Demethylation is mediated by insulin signaling

Initial studies indicated that newborn hepatocytes cultured for several weeks in vitro still maintain the same methylation pattern as that seen in 1-week-old animals (Fig. 1). This suggested that the postnatal alterations we observed are not an intrinsic part of the hepatocyte methylation program, but rather depend on factors found in vivo that are evidently not present in the culture medium. Indeed, many different factors and hormones are known to influence neonatal development, with insulin playing a central role in this process33. To test whether this hormone may play a role in hepatic postnatal demethylation, we took advantage of the existing InsRF/F mouse34 and injected it right after birth with AAV8 Tbg-Cre. These animals, which are defective for the InsR specifically in hepatocytes, were analyzed by RRBS and compared to WT animals at 15–20 weeks. Strikingly, about 40% of the normal DMRs remained highly methylated in the mutant hepatocytes (Fig. 6), clearly indicating that insulin signaling is necessary, directly or indirectly, for a major portion of the methylation changes that occur postnatally. It should be noted that the InsR ablation affected almost exclusively DMRs that are formed after 3 weeks. This is consistent with the observation that other insulin-signaling-dependent effects occur at this stage35, perhaps because of the change in insulin levels that take place during the first two weeks of life36.

Fig. 6

Effect of insulin receptor ablation on postnatal demethylation. a Methylation heatmap (RRBS) showing 2800 DMRs from WT and InsR-deficient (1 day) hepatocytes that undergo demethylation postnatally from 1 week to 15 weeks. Note that InsR ablation affects mainly those sites (n = 1520) that undergo demethylation after 3 weeks (marked with blue bar). b Box plot of methylation levels for these 1520 DMRs

Postnatal demethylation in other tissues

We next asked whether postnatal demethylation represents a general phenomenon. To this end, we used RRBS to identify cell-type-specific demethylation in other tissues, including lung, heart muscle, and hippocampus, and then compared methylation levels in newborn (1 week) and adult (15 weeks) samples. As in the liver, we observed considerable developmentally generated undermethylation in each tissue, but in addition, identified many sites that undergo demethylation postnatally (Fig. 7). In all of these cell types, the DMRs are enriched for H3K4me1 and H3K27ac, but only in their undermethylated state, suggesting that many of these regions represent enhancer-like regulatory elements that get activated during the first few weeks of life (Supplementary Fig. 9). Published RNA-Seq analysis (see Methods) confirmed this idea by demonstrating that many of these tiles are associated with genes that are indeed upregulated postnatally. These findings are consistent with a previous report on demethylation in β-cells37.

Fig. 7

Postnatal demethylation in various tissues. Methylation heatmap (RRBS) of hepatocyte-specific (n = 9408), heart-specific (n = 892), lung-specific (n = 914), and hippocampus-specific (n = 3630) DMRs (p value <10−4, permutation test) ranked according to newborn methylation levels in each tissue


During development, individual cell types are generated through a serial process of differentiation characterized by programmed changes in gene expression that give each tissue its specific qualities and functions. In mammals, this is accomplished in parallel with alterations in DNA methylation that serve to stabilize the differentiated state1. Recent studies have indicated that most of these DMRs correspond to enhancer-like sequences4,5,38 that often act as regulatory elements for nearby genes. It has been assumed that these changes take place exclusively during tissue formation in the embryo, yielding mature cell types that then continue functioning with the same stable methylation pattern for the lifetime of the organism. Here we demonstrate that many tissues continue to shape their epigenetic landscape after birth, suggesting that each cell type may undergo post-developmental molding even after the main process of tissue differentiation has terminated.

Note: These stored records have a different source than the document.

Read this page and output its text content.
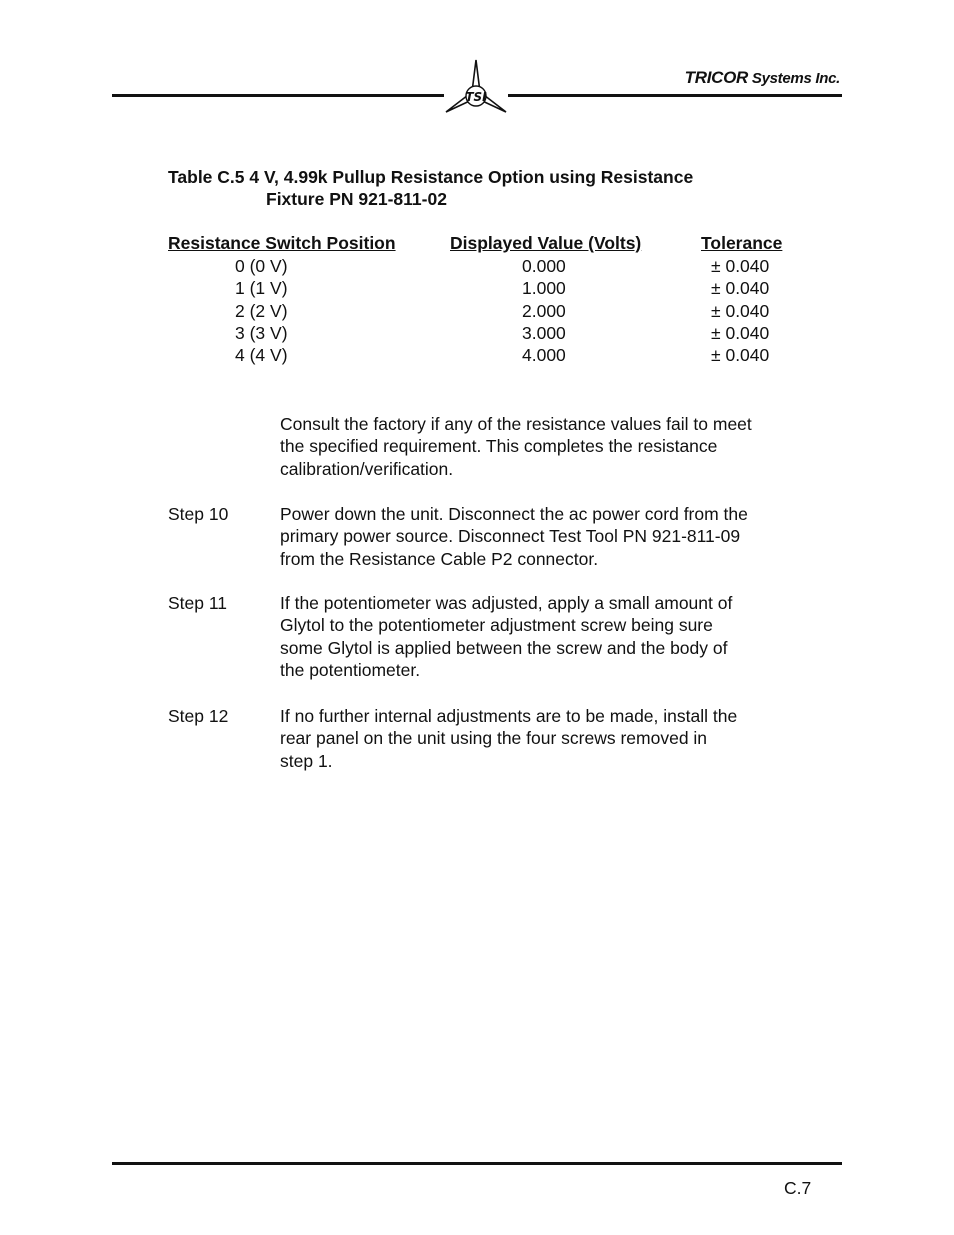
TRICOR Systems Inc.
TSI
Table C.5 4 V, 4.99k Pullup Resistance Option using Resistance
Fixture PN 921-811-02
Resistance Switch Position	Displayed Value (Volts)	Tolerance
0 (0 V)	0.000	± 0.040
1 (1 V)	1.000	± 0.040
2 (2 V)	2.000	± 0.040
3 (3 V)	3.000	± 0.040
4 (4 V)	4.000	± 0.040
Consult the factory if any of the resistance values fail to meet
the specified requirement. This completes the resistance
calibration/verification.
Step 10	Power down the unit. Disconnect the ac power cord from the
primary power source. Disconnect Test Tool PN 921-811-09
from the Resistance Cable P2 connector.
Step 11	If the potentiometer was adjusted, apply a small amount of
Glytol to the potentiometer adjustment screw being sure
some Glytol is applied between the screw and the body of
the potentiometer.
Step 12	If no further internal adjustments are to be made, install the
rear panel on the unit using the four screws removed in
step 1.
C.7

On the basis of previous studies demonstrating that demethylation is usually carried out through a TET-mediated 5hmC intermediate39, we generated a conditional Tet2/Tet3 double mutant that completely inhibited the biochemical removal of methyl groups from their programmed regulatory sites in vivo, thus enabling us to directly test the role of demethylation in the regulation of hepatocyte gene expression. Our studies indicate that in the absence of demethylation, many genes are inhibited in their ability to undergo induced expression postnatally and this is observed to a large extent precisely at those genes that contain DMRs, indicating a direct effect. We have also carried out important control experiments showing that the TET proteins themselves have no influence on target gene transcription once they are already demethylated (Fig. 3). Taken together, these data suggest that demethylation per se is required for generating a proper postnatal gene transcription program. While for some genes this demethylation brings about a relatively large change in RNA levels (Supplementary Fig. 4), its overall role on gene expression in the postnatal liver appears to be more as a fine-tuning mechanism. Nonetheless, these epigenetic events clearly regulate important aspects of liver size and function (Fig. 5).

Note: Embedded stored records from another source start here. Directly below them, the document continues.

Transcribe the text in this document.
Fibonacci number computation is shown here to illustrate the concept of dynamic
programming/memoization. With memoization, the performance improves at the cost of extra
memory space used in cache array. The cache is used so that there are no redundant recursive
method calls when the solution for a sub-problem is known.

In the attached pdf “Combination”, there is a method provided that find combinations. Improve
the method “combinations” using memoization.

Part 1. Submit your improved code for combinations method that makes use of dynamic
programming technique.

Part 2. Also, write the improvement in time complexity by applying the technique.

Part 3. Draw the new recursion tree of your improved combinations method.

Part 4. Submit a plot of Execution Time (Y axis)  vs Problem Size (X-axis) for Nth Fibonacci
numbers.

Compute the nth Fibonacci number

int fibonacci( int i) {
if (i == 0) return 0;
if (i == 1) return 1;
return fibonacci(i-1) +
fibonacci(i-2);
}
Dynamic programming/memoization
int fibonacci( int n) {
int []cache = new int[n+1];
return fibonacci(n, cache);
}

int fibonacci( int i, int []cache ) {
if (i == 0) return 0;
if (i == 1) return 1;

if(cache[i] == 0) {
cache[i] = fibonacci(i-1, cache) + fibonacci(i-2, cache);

Previous experiments using reverse epigenetics had already demonstrated that the presence of methyl groups at regulatory sequences serves as an inhibitor of gene expression in vivo40,41, but it was not clear how methylation works dynamically in turning on and turning off transcription. It has been demonstrated, for example, that de novo methylation itself does not act as a primary mechanism for repression, but rather takes place after transcription has already been turned off, thus serving as a secondary locking device to prevent gene activation at subsequent stages of development2,3. A corollary to this concept is that the removal of methylation must be required to turn on transcription. Support for this idea initially came from studies in differentiated ES cells42 and was then proved in vivo by genetically preventing demethylation during B cell-lineage differentiation24 and during intestinal stem cell renewal43. Our experiments with the Tet2/Tet3 mutants clearly confirm this general principle and lay to rest any doubts44 about the role of DNA methylation as an inhibitor of gene expression.

The overall impression from these results is that the liver undergoes programmed postnatal changes in gene expression that are initially mediated by trans-acting factors, but then become fixed into the fabric of chromatin much in the same manner that developmental changes in methylation during embryogenesis are retained as an epigenetic memory in the adult. It is very likely that these events occur in response to behavioral or internal environmental changes that take place after birth. We have indeed demonstrated that a significant part of this process is mediated by insulin signaling in the liver. Physiologically, these postnatal alterations are probably triggered by the metabolic transition from a maternal source of energy to the initiation of nursing right after birth and then again by the weaning process 3 weeks later. In keeping with this, many of the demethylation events actually occur in genes involved in energy metabolism (Fig. 2).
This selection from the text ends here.